La Rochelle second-half salute worries Irish rugby

The Heineken Champions Cup final will be an entirely French affair after La Rochelle knocked out European giant Leinster from the competition this weekend.

It was almost a two-half story in France on Sunday, although La Rochelle finished the first half strong, having offered Leinster territory, possession and scoring chances. Curiously, it is the French part which, at the beginning, could not face the summer sun. Dillyn Leyds handed Leinster two possessions deep in his 22, while another rebounded into touch for a defensive line-up just five yards from his own goal line.

This increased the pressure on La Rochelle and resulted in a huge penalty concession, with a yellow card after just seven minutes. It is possible that this gave Leinster a false foot in the game because once La Rochelle got back on their feet they too easily balanced the momentum.

The first half was in Leinster’s favor, but La Rochelle turned them around in the 39th minute and had the last offensive platform in the first half. Leinster is known to have dealt a blow at this point in the match.
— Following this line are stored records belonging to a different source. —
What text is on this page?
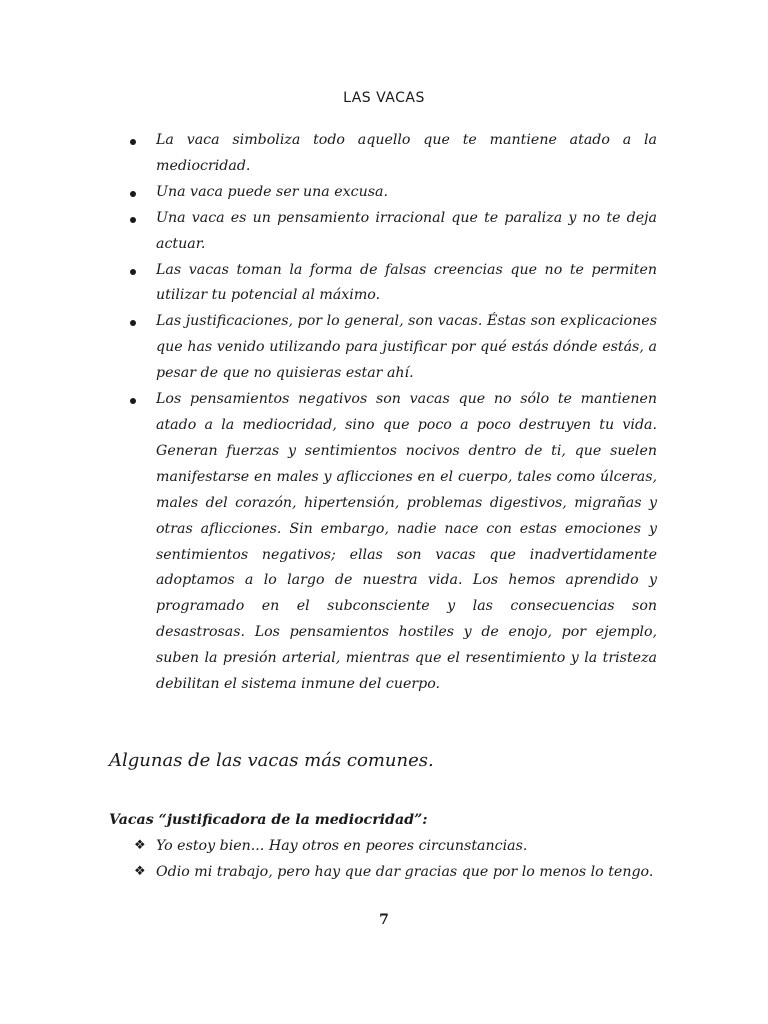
LAS VACAS
La vaca simboliza todo aquello que te mantiene atado a la mediocridad.
Una vaca puede ser una excusa.
Una vaca es un pensamiento irracional que te paraliza y no te deja actuar.
Las vacas toman la forma de falsas creencias que no te permiten utilizar tu potencial al máximo.
Las justificaciones, por lo general, son vacas. Éstas son explicaciones que has venido utilizando para justificar por qué estás dónde estás, a pesar de que no quisieras estar ahí.
Los pensamientos negativos son vacas que no sólo te mantienen atado a la mediocridad, sino que poco a poco destruyen tu vida. Generan fuerzas y sentimientos nocivos dentro de ti, que suelen manifestarse en males y aflicciones en el cuerpo, tales como úlceras, males del corazón, hipertensión, problemas digestivos, migrañas y otras aflicciones. Sin embargo, nadie nace con estas emociones y sentimientos negativos; ellas son vacas que inadvertidamente adoptamos a lo largo de nuestra vida. Los hemos aprendido y programado en el subconsciente y las consecuencias son desastrosas. Los pensamientos hostiles y de enojo, por ejemplo, suben la presión arterial, mientras que el resentimiento y la tristeza debilitan el sistema inmune del cuerpo.
Algunas de las vacas más comunes.
Vacas “justificadora de la mediocridad”:
❖ Yo estoy bien... Hay otros en peores circunstancias.
❖ Odio mi trabajo, pero hay que dar gracias que por lo menos lo tengo.
7
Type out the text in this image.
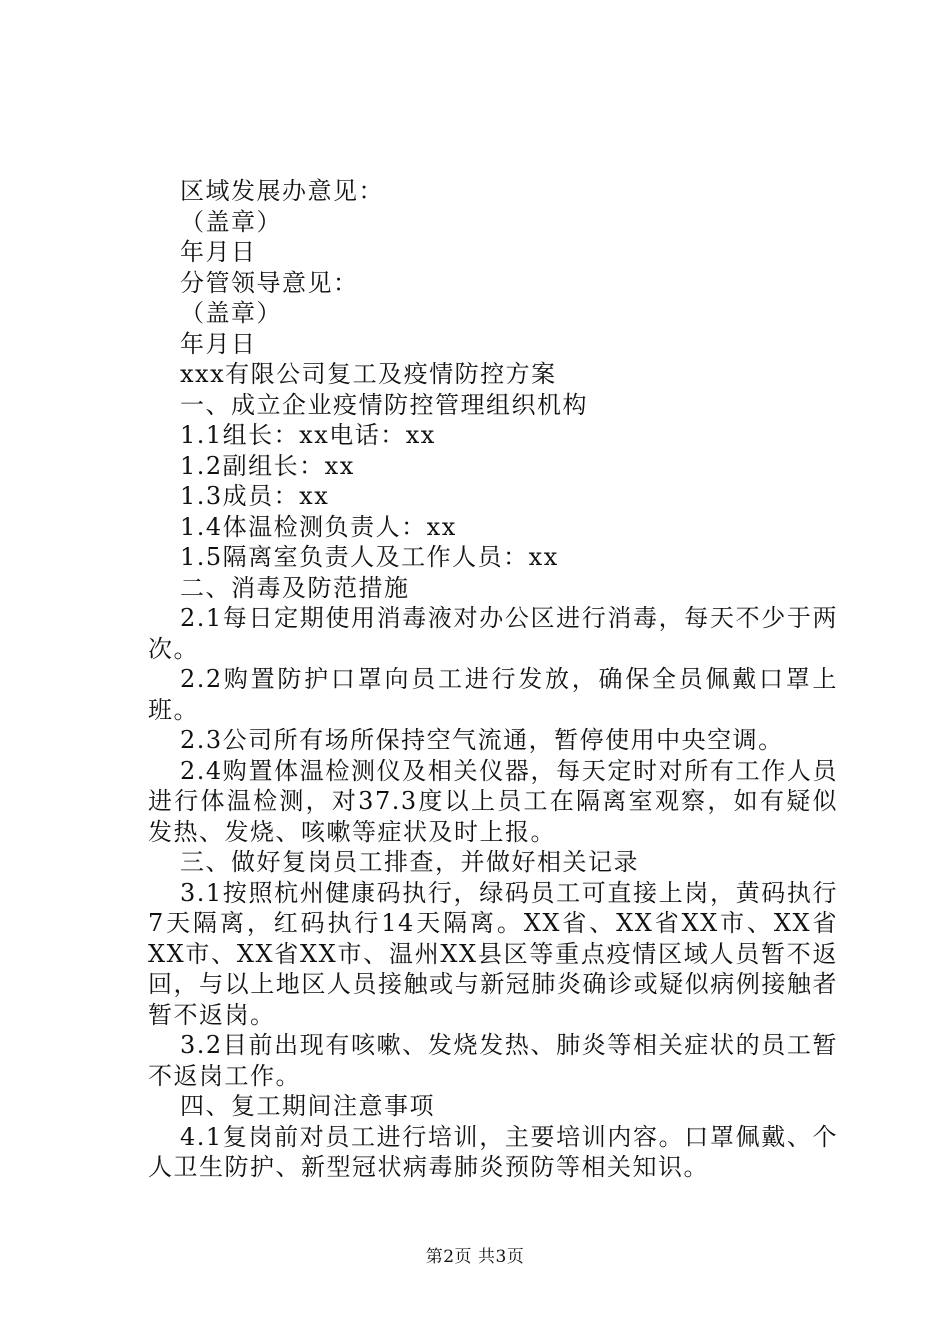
区域发展办意见：
（盖章）
年月日
分管领导意见：
（盖章）
年月日
xxx有限公司复工及疫情防控方案
一、成立企业疫情防控管理组织机构
1.1组长：xx电话：xx
1.2副组长：xx
1.3成员：xx
1.4体温检测负责人：xx
1.5隔离室负责人及工作人员：xx
二、消毒及防范措施

2.1每日定期使用消毒液对办公区进行消毒，每天不少于两次。

2.2购置防护口罩向员工进行发放，确保全员佩戴口罩上班。

2.3公司所有场所保持空气流通，暂停使用中央空调。

2.4购置体温检测仪及相关仪器，每天定时对所有工作人员进行体温检测，对37.3度以上员工在隔离室观察，如有疑似发热、发烧、咳嗽等症状及时上报。

三、做好复岗员工排查，并做好相关记录

3.1按照杭州健康码执行，绿码员工可直接上岗，黄码执行7天隔离，红码执行14天隔离。XX省、XX省XX市、XX省XX市、XX省XX市、温州XX县区等重点疫情区域人员暂不返回，与以上地区人员接触或与新冠肺炎确诊或疑似病例接触者暂不返岗。

3.2目前出现有咳嗽、发烧发热、肺炎等相关症状的员工暂不返岗工作。

四、复工期间注意事项

4.1复岗前对员工进行培训，主要培训内容。口罩佩戴、个人卫生防护、新型冠状病毒肺炎预防等相关知识。

第2页 共3页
This is common among teams that win tournaments and cause big upheavals, usually due to the disparity in mentality between the two teams on the pitch.

The dominant team will continue to play while the other hangs on at half-time. La Rochelle stood up to Leinster, turned them around and entered the break dragging just one point but with a strong mastery of the dynamics of the match. It was a memorable moment on the road to victory.

Josh Van der Flier is challenged by Dillyn Leyds (C) and Gregory Alldritt from La Rochelle

The way La Rochelle entered the second half is worrying both for Leinster and Irish rugby in general. They beefed up Leinster for long stretches of halftime and seemed comfortable in their dismantling of Leinster’s defense.

The French team led by Ronan O’Gara and Jono Gibbes created chances with smooth, wide passes, mixed with tight carries, fueled by a good deal of the Aussie growl through Will Skelton. La Rochelle also turned the referee around and really affected Leinster’s breakdown, which earned Pierre Bourgarit the Man of the Match award for his efforts.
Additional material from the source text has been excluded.